Construction of an IR wreck

The Gillard government's handling of industrial relations this year has allowed unions to exert dangerous power over businesses – and the construction sector is at greatest risk.

The new industrial relations era ushered in by Julia Gillard has revealed some remarkable changes in the Australian workforce.

Unions that had clear market power in decades gone by have attempted to restore their old positions, where they had control over hiring, shifts and many other aspects of management. Such control was outlawed by the Howard-era legislation.

But as the unions attempted to regain their old rights they found that the game had changed more dramatically than they thought. Having been less involved in the intimate details of the airline’s business, the unions hadn’t realised just how much ground Qantas had lost, especially on its overseas routes. Accordingly, the unions realised that if their case for control went to arbitration they knew they would lose because no arbitrator would give them management rights.

Qantas did considerable harm to its brand and its relations with the government by shutting down the airline but it brought on arbitration and with the arbitration came the chance of an agreement.

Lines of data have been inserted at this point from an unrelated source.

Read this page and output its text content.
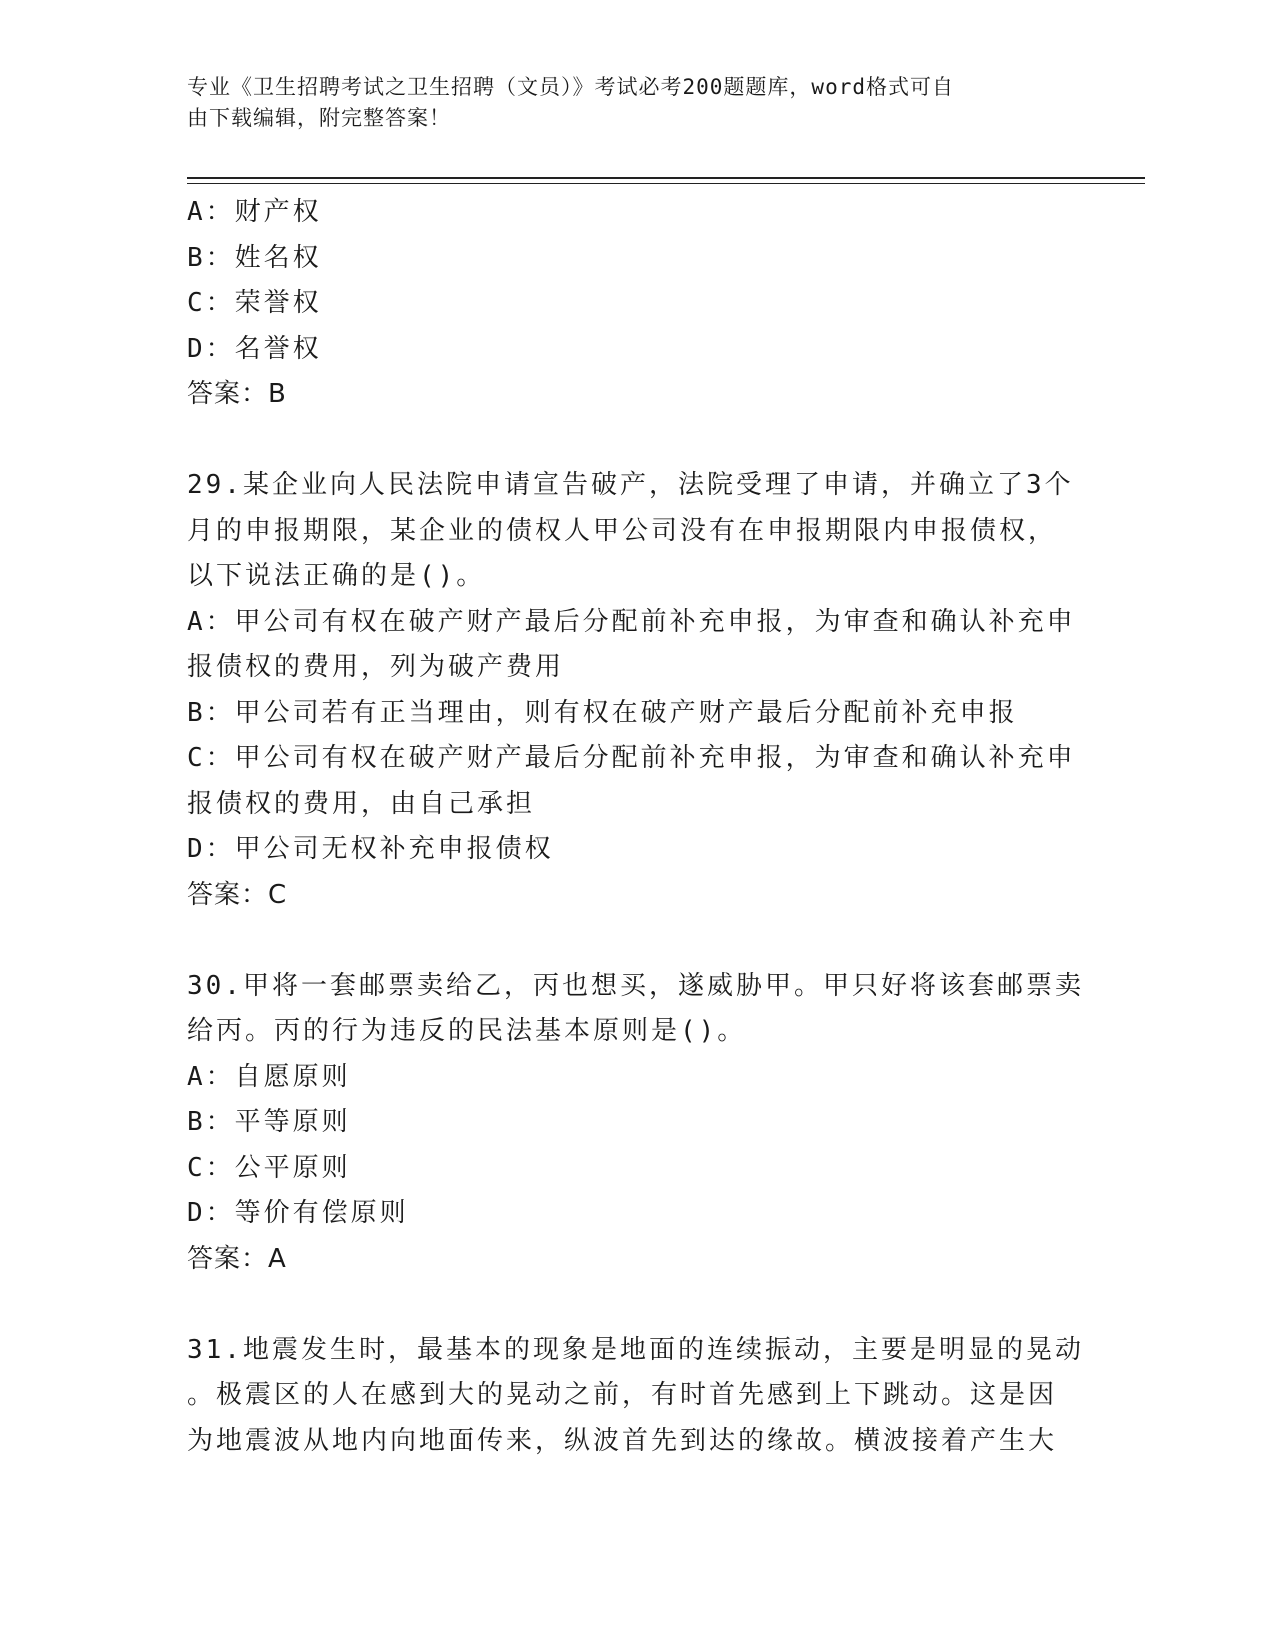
专业《卫生招聘考试之卫生招聘（文员）》考试必考200题题库，word格式可自
由下载编辑，附完整答案！
A：财产权
B：姓名权
C：荣誉权
D：名誉权
答案：B
29.某企业向人民法院申请宣告破产，法院受理了申请，并确立了3个
月的申报期限，某企业的债权人甲公司没有在申报期限内申报债权，
以下说法正确的是()。
A：甲公司有权在破产财产最后分配前补充申报，为审查和确认补充申
报债权的费用，列为破产费用
B：甲公司若有正当理由，则有权在破产财产最后分配前补充申报
C：甲公司有权在破产财产最后分配前补充申报，为审查和确认补充申
报债权的费用，由自己承担
D：甲公司无权补充申报债权
答案：C
30.甲将一套邮票卖给乙，丙也想买，遂威胁甲。甲只好将该套邮票卖
给丙。丙的行为违反的民法基本原则是()。
A：自愿原则
B：平等原则
C：公平原则
D：等价有偿原则
答案：A
31.地震发生时，最基本的现象是地面的连续振动，主要是明显的晃动
。极震区的人在感到大的晃动之前，有时首先感到上下跳动。这是因
为地震波从地内向地面传来，纵波首先到达的缘故。横波接着产生大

In the mining area, unions are taking a similar stand, but their timing is poor. Commodity prices are falling and the companies know that if they give in they could be saddled with uneconomic cost structures. BHP Billiton is taking a benign approach to its highly-paid coal workers who are taking limited action. But in the end if the dispute can’t be settled, or if somehow the workers win, then BHP will abandon its $10 billion coal expansion and spend the money in Indonesia.

Workers in government services are pushing very hard for pay rises and they have had some notable wins. But a little like airlines, governments are being squeezed and don’t have the money to pay big salary increases and workers are reluctant to give up their ‘conditions’, which curb productivity improvements.

So we have a remarkable situation where Australian growth rates are being propelled by mining investment, where large amounts are being paid to those working on the contracts but the flow through is being contained. The most dangerous area in Australia is construction, where the unions are relishing their restored power; we’ve already seen similar cost blow-outs to those at the Victorian desalination plant threaten to undermine the national broadband network.

Although miners do as much fabrication work offshore as possible, in capital city buildings there seems no alternative but to ‘cop it sweet’. The construction workers are looking for big pay rises and a return to controlling work sites. The odds are they will get both, which will make mining projects in Australia much more expensive to develop. It will also boost the cost of high rise apartments and office blocks. The most efficient part of the building industry is home building, but the government is looking to decrease contracting in home building by requiring all builders to log with the government every contract payment they make.

If this reduces contracting in the housing industry, it will substantially increase the cost of housing when we’re already in the grips of a shortage. There is no doubt that the Fair Work Act needs amendment in the light of experience. Apart from Julia Gillard, there is probably no better person to make those amendments than Bill Shorten. It certainly can’t be done by Tony Abbott.